En The Tall Men escuchamos diálogos que hablan tanto al oído como a los ojos del espectador, o sea, a la imaginación. Las réplicas -su fraseo- revelan marcas lacerantes, utópicas y/o sórdidas de la biografía sumergida de los personajes, del magma del que emergen. Sobra decir que constituye un crimen no escucharlos en versión original, donde los personajes salpican los diálogos con frases en español en su relación con los mejicanos, en especial con el personaje de Luis Estrella (Juan García), y que denota la condición fronteriza del protagonista o el contagio del habla que lleva aparejado el viaje.

La escena de Ben y Nella que precede al ataque de Nube Roja, en la que evocan aquello sueños que los separaron en la cabaña, resulta modélica a propósito del arte de dirigir de Walsh. Nella acaricia las crines del caballo que monta Ben, quizá todos los sueños, los grandes y pequeños, acaben allí muy pronto. Sólo les quedará el recuerdo feliz de aquellos fugaces jornadas de felicidad. Gestos, actitudes y miradas estan cargadas de sentido.
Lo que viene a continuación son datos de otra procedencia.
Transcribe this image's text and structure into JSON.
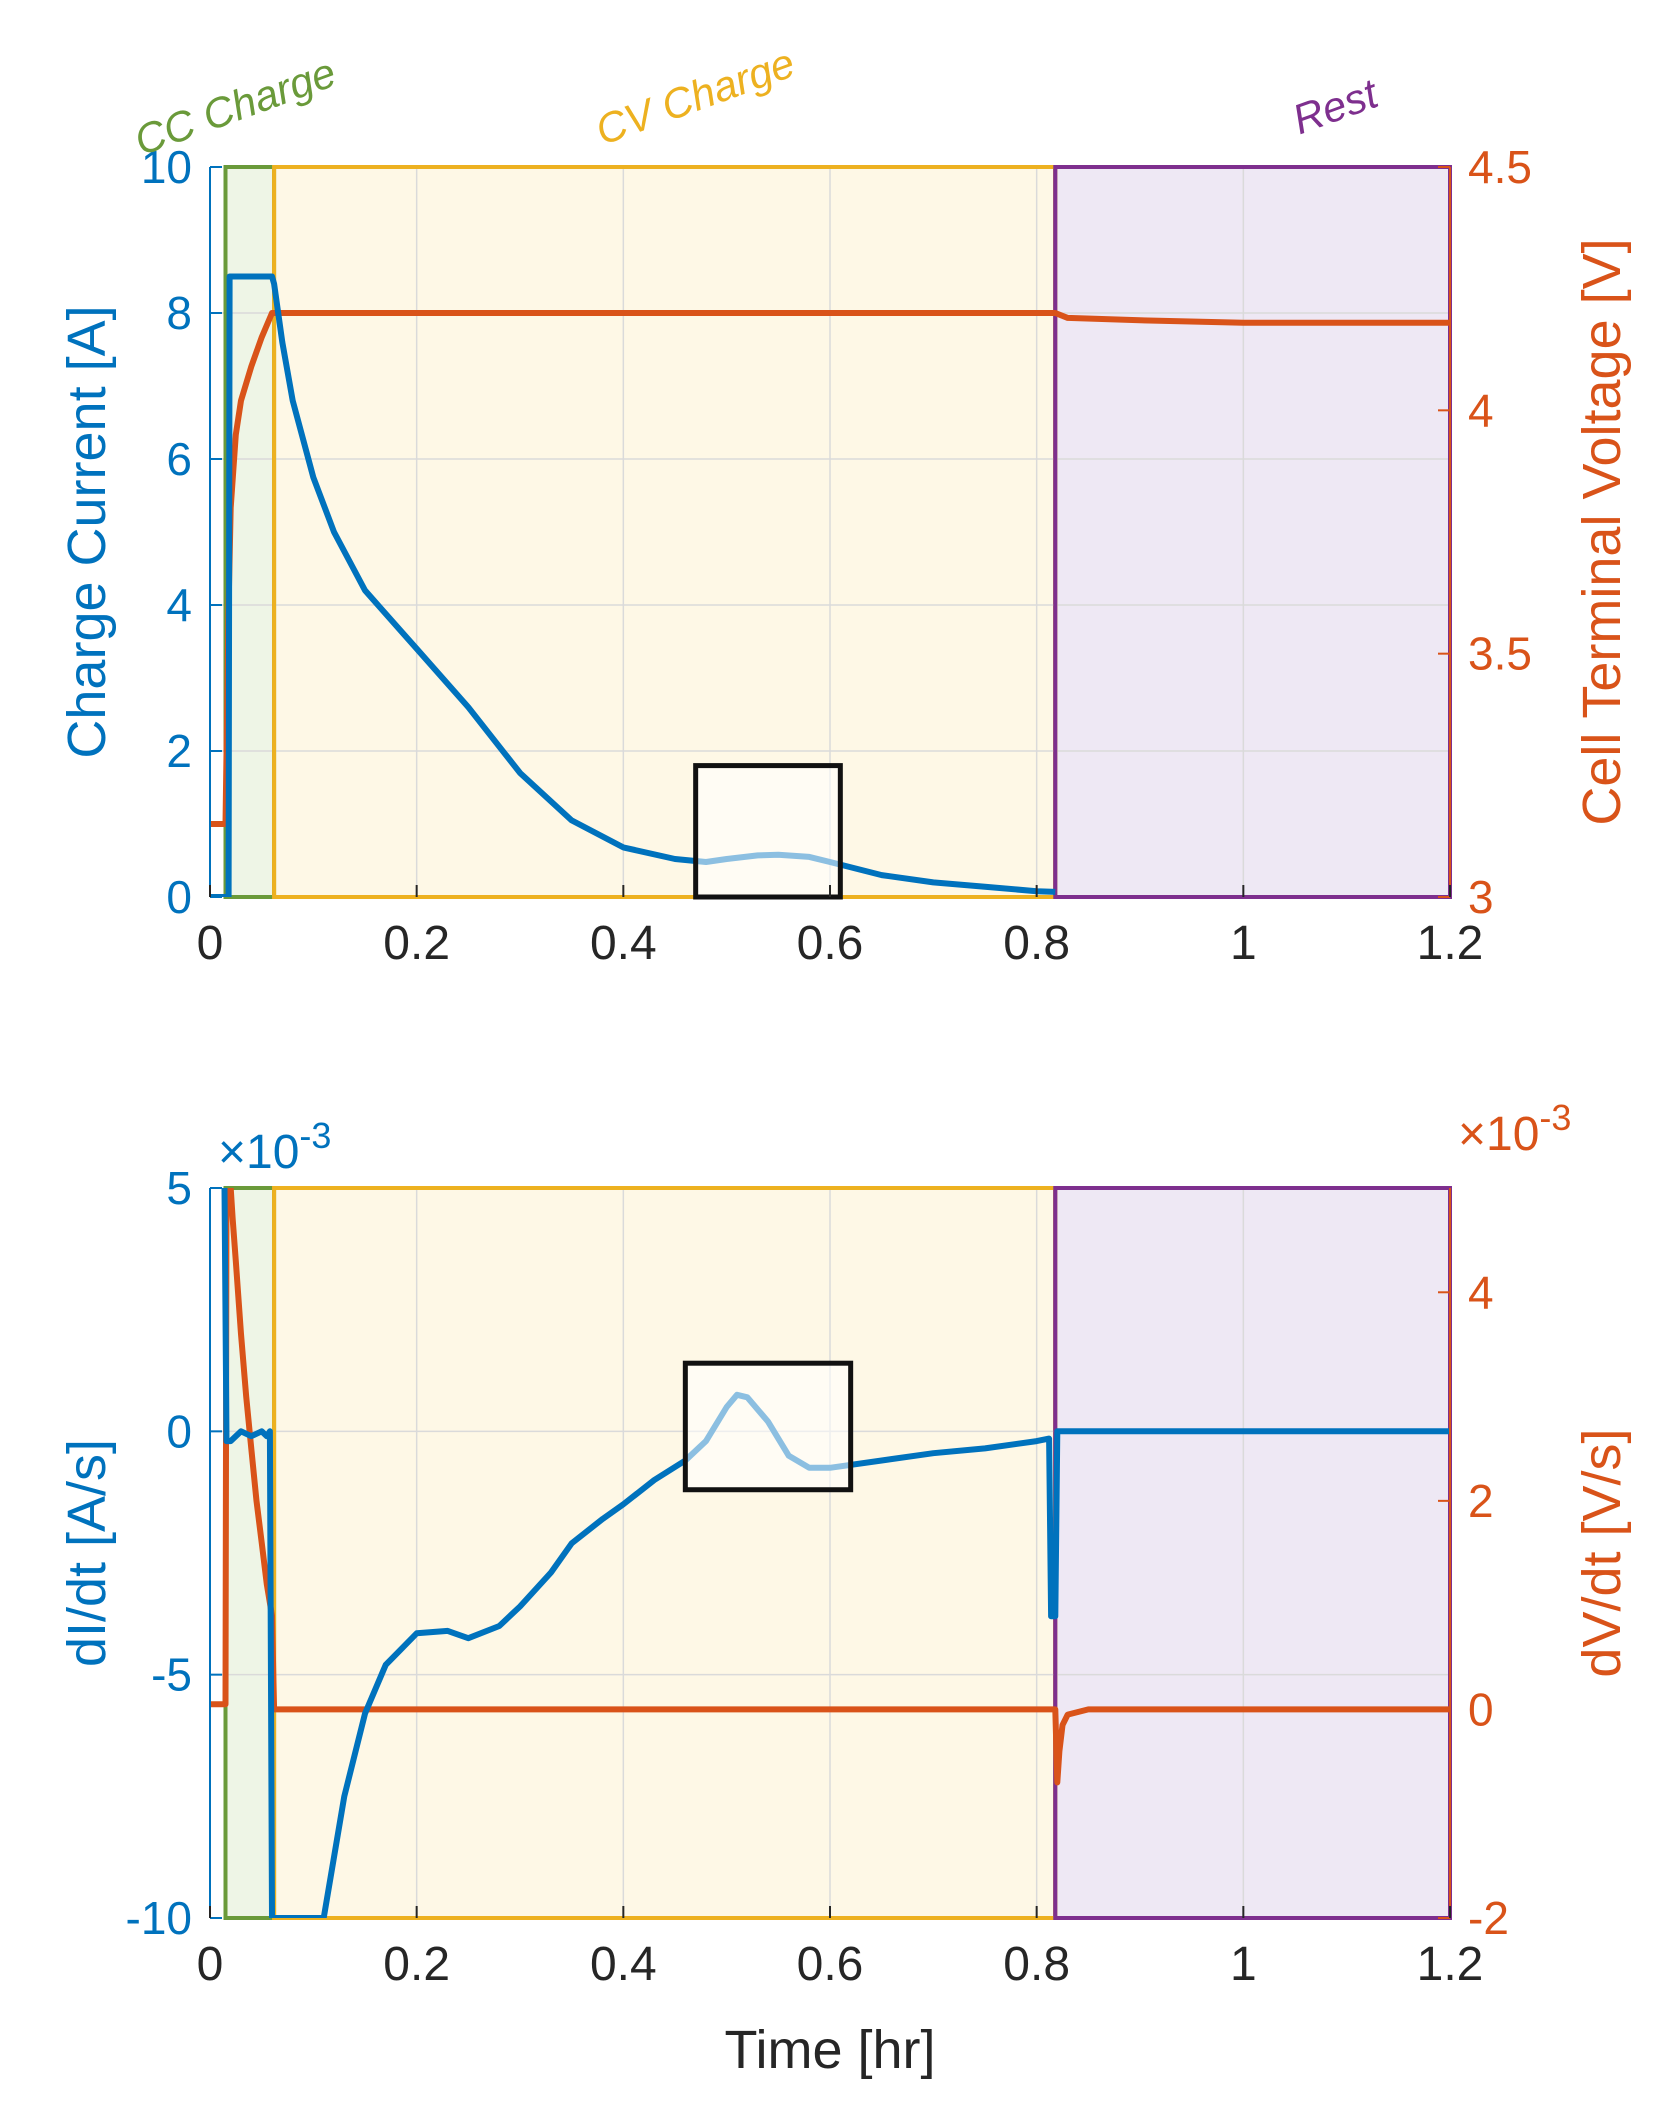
{
  "phases": [
    {
      "name": "CC Charge",
      "start": 0.015,
      "end": 0.062,
      "color": "#6A9A3A",
      "fill": "#EEF5E6"
    },
    {
      "name": "CV Charge",
      "start": 0.062,
      "end": 0.818,
      "color": "#EDB120",
      "fill": "#FEF8E6"
    },
    {
      "name": "Rest",
      "start": 0.818,
      "end": 1.2,
      "color": "#7E2F8E",
      "fill": "#EEE8F4"
    }
  ],
  "colors": {
    "current": "#0072BD",
    "voltage": "#D95319",
    "grid": "#DADADA",
    "box": "#111111"
  },
  "chart_data": [
    {
      "type": "line",
      "title": "",
      "xlabel": "",
      "ylabel_left": "Charge Current [A]",
      "ylabel_right": "Cell Terminal Voltage [V]",
      "xlim": [
        0,
        1.2
      ],
      "ylim_left": [
        0,
        10
      ],
      "ylim_right": [
        3,
        4.5
      ],
      "xticks": [
        0,
        0.2,
        0.4,
        0.6,
        0.8,
        1,
        1.2
      ],
      "xtick_labels": [
        "0",
        "0.2",
        "0.4",
        "0.6",
        "0.8",
        "1",
        "1.2"
      ],
      "yticks_left": [
        0,
        2,
        4,
        6,
        8,
        10
      ],
      "ytick_labels_left": [
        "0",
        "2",
        "4",
        "6",
        "8",
        "10"
      ],
      "yticks_right": [
        3,
        3.5,
        4,
        4.5
      ],
      "ytick_labels_right": [
        "3",
        "3.5",
        "4",
        "4.5"
      ],
      "grid": true,
      "highlight_box": {
        "x": [
          0.47,
          0.61
        ],
        "y": [
          0,
          1.8
        ],
        "axis": "left"
      },
      "series": [
        {
          "name": "Charge Current",
          "axis": "left",
          "x": [
            0,
            0.018,
            0.019,
            0.02,
            0.06,
            0.062,
            0.07,
            0.08,
            0.1,
            0.12,
            0.15,
            0.2,
            0.25,
            0.3,
            0.35,
            0.4,
            0.45,
            0.48,
            0.5,
            0.53,
            0.55,
            0.58,
            0.6,
            0.65,
            0.7,
            0.75,
            0.8,
            0.818
          ],
          "y": [
            0,
            0,
            8.5,
            8.5,
            8.5,
            8.4,
            7.6,
            6.8,
            5.75,
            5.0,
            4.2,
            3.4,
            2.6,
            1.7,
            1.05,
            0.68,
            0.52,
            0.48,
            0.52,
            0.57,
            0.58,
            0.55,
            0.48,
            0.3,
            0.2,
            0.14,
            0.08,
            0.07
          ]
        },
        {
          "name": "Cell Terminal Voltage",
          "axis": "right",
          "x": [
            0,
            0.015,
            0.018,
            0.02,
            0.025,
            0.03,
            0.04,
            0.05,
            0.06,
            0.062,
            0.1,
            0.3,
            0.5,
            0.7,
            0.818,
            0.83,
            0.9,
            1.0,
            1.1,
            1.2
          ],
          "y": [
            3.15,
            3.15,
            3.6,
            3.8,
            3.95,
            4.02,
            4.09,
            4.15,
            4.2,
            4.2,
            4.2,
            4.2,
            4.2,
            4.2,
            4.2,
            4.19,
            4.185,
            4.18,
            4.18,
            4.18
          ]
        }
      ]
    },
    {
      "type": "line",
      "title": "",
      "xlabel": "Time [hr]",
      "ylabel_left": "dI/dt [A/s]",
      "ylabel_right": "dV/dt [V/s]",
      "exponent_left": "×10^-3",
      "exponent_right": "×10^-3",
      "xlim": [
        0,
        1.2
      ],
      "ylim_left": [
        -10,
        5
      ],
      "ylim_right": [
        -2,
        5
      ],
      "xticks": [
        0,
        0.2,
        0.4,
        0.6,
        0.8,
        1,
        1.2
      ],
      "xtick_labels": [
        "0",
        "0.2",
        "0.4",
        "0.6",
        "0.8",
        "1",
        "1.2"
      ],
      "yticks_left": [
        -10,
        -5,
        0,
        5
      ],
      "ytick_labels_left": [
        "-10",
        "-5",
        "0",
        "5"
      ],
      "yticks_right": [
        -2,
        0,
        2,
        4
      ],
      "ytick_labels_right": [
        "-2",
        "0",
        "2",
        "4"
      ],
      "grid": true,
      "highlight_box": {
        "x": [
          0.46,
          0.62
        ],
        "y": [
          -1.2,
          1.4
        ],
        "axis": "left"
      },
      "series": [
        {
          "name": "dI/dt",
          "axis": "left",
          "x": [
            0.012,
            0.014,
            0.016,
            0.02,
            0.03,
            0.04,
            0.05,
            0.055,
            0.058,
            0.06,
            0.11,
            0.13,
            0.15,
            0.17,
            0.2,
            0.23,
            0.25,
            0.28,
            0.3,
            0.33,
            0.35,
            0.38,
            0.4,
            0.43,
            0.46,
            0.48,
            0.5,
            0.51,
            0.52,
            0.54,
            0.56,
            0.58,
            0.6,
            0.65,
            0.7,
            0.75,
            0.8,
            0.812,
            0.814,
            0.818,
            0.82,
            0.9,
            1.0,
            1.1,
            1.2
          ],
          "y": [
            5,
            5,
            -0.2,
            -0.2,
            0,
            -0.1,
            0,
            -0.1,
            0,
            -10,
            -10,
            -7.5,
            -5.8,
            -4.8,
            -4.15,
            -4.1,
            -4.25,
            -4.0,
            -3.6,
            -2.9,
            -2.3,
            -1.8,
            -1.5,
            -1.0,
            -0.6,
            -0.2,
            0.5,
            0.75,
            0.7,
            0.2,
            -0.5,
            -0.75,
            -0.75,
            -0.6,
            -0.45,
            -0.35,
            -0.2,
            -0.15,
            -3.8,
            -3.8,
            0,
            0,
            0,
            0,
            0
          ]
        },
        {
          "name": "dV/dt",
          "axis": "right",
          "x": [
            0,
            0.015,
            0.016,
            0.018,
            0.02,
            0.022,
            0.025,
            0.03,
            0.035,
            0.04,
            0.045,
            0.05,
            0.055,
            0.06,
            0.062,
            0.2,
            0.4,
            0.6,
            0.818,
            0.82,
            0.822,
            0.825,
            0.83,
            0.85,
            0.9,
            1.0,
            1.2
          ],
          "y": [
            0.05,
            0.05,
            5,
            5,
            5,
            4.7,
            4.3,
            3.6,
            3.0,
            2.5,
            2.0,
            1.6,
            1.2,
            0.9,
            0,
            0,
            0,
            0,
            0,
            -0.7,
            -0.4,
            -0.15,
            -0.05,
            0,
            0,
            0,
            0
          ]
        }
      ]
    }
  ]
}
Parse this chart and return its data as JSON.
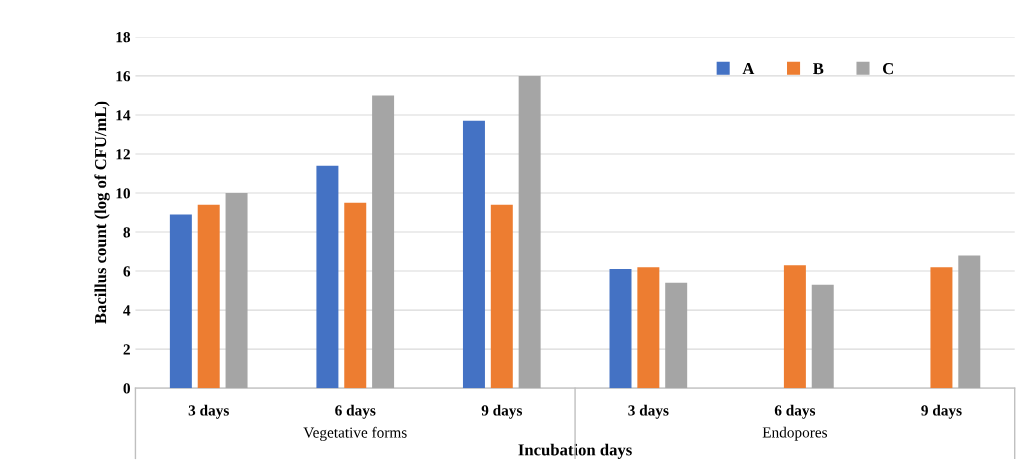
{
  "chart_data": {
    "type": "bar",
    "xlabel": "Incubation days",
    "ylabel": "Bacillus count (log of CFU/mL)",
    "categories": [
      "3 days",
      "6 days",
      "9 days",
      "3 days",
      "6 days",
      "9 days"
    ],
    "series": [
      {
        "name": "A",
        "color": "#4472c4",
        "values": [
          8.9,
          11.4,
          13.7,
          6.1,
          null,
          null
        ]
      },
      {
        "name": "B",
        "color": "#ed7d31",
        "values": [
          9.4,
          9.5,
          9.4,
          6.2,
          6.3,
          6.2
        ]
      },
      {
        "name": "C",
        "color": "#a5a5a5",
        "values": [
          10,
          15,
          16,
          5.4,
          5.3,
          6.8
        ]
      }
    ],
    "annotations": [
      "Vegetative forms",
      "Endopores"
    ],
    "ylim": [
      0,
      18
    ],
    "yticks": [
      0,
      2,
      4,
      6,
      8,
      10,
      12,
      14,
      16,
      18
    ],
    "grid": "y",
    "legend": "top right"
  }
}
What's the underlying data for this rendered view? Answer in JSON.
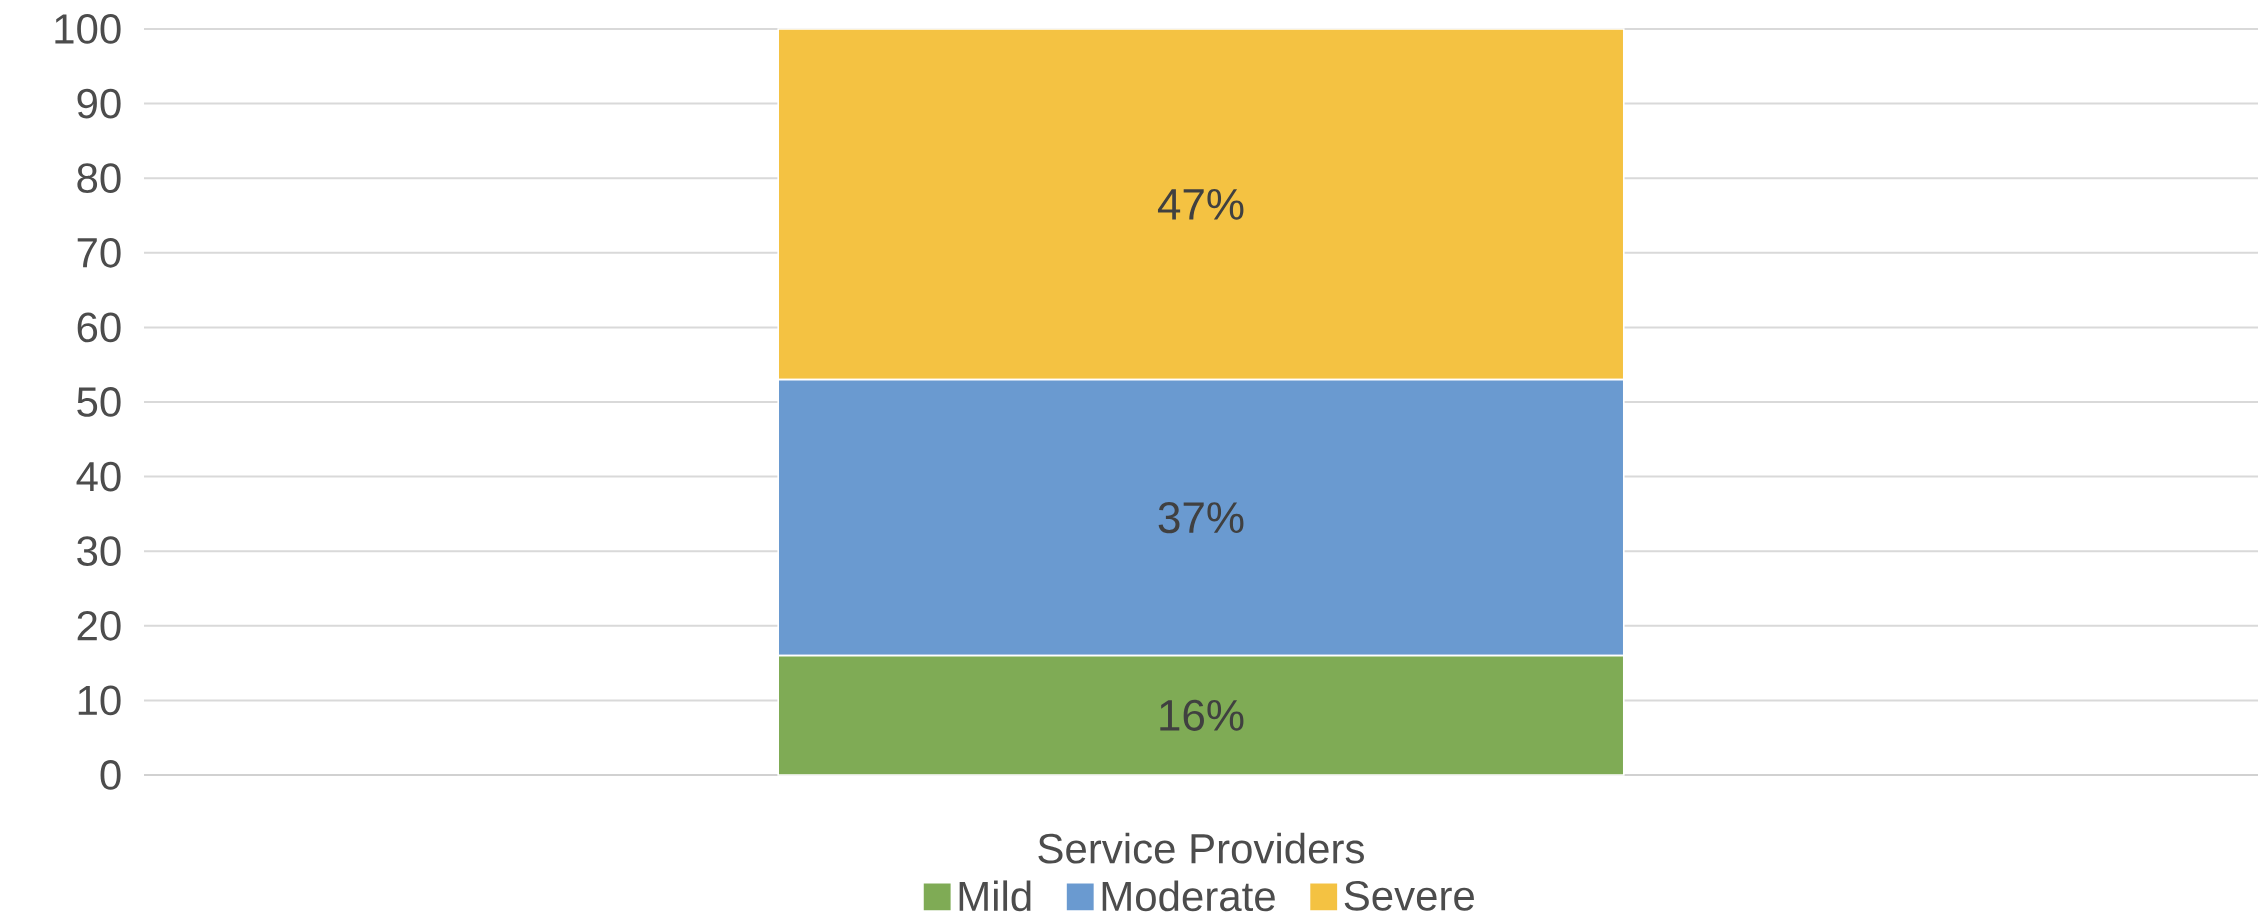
{
  "chart_data": {
    "type": "bar",
    "stacked": true,
    "categories": [
      "Service Providers"
    ],
    "series": [
      {
        "name": "Mild",
        "color": "#7fab55",
        "values": [
          16
        ],
        "value_labels": [
          "16%"
        ]
      },
      {
        "name": "Moderate",
        "color": "#6a9ad0",
        "values": [
          37
        ],
        "value_labels": [
          "37%"
        ]
      },
      {
        "name": "Severe",
        "color": "#f4c242",
        "values": [
          47
        ],
        "value_labels": [
          "47%"
        ]
      }
    ],
    "ylim": [
      0,
      100
    ],
    "yticks": [
      0,
      10,
      20,
      30,
      40,
      50,
      60,
      70,
      80,
      90,
      100
    ],
    "grid": "y",
    "legend": "bottom"
  }
}
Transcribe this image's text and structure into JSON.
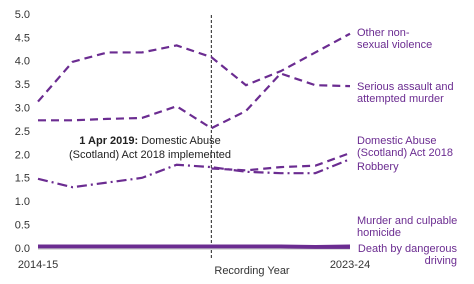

Ningún detalle es irrelevante, cada uno tiene el peso preciso para evitar el subrayado y la dimensión justa para evitar anularse.

Cuando el viaje ha concluido, Nathan comenta a propósito de Ben: "Es lo que todo el mundo sueña con ser cuando crezca, y lo que todo viejo siente no haber sido". No está muy lejos de lo que uno pudo pensar hace un cuarto de siglo cuando leyó La vida de un hombre, de un cineasta llamado Raoul Walsh, que en este filme, de tonalidad crepuscular y romántica, contiene en su justa medida todos los westerns.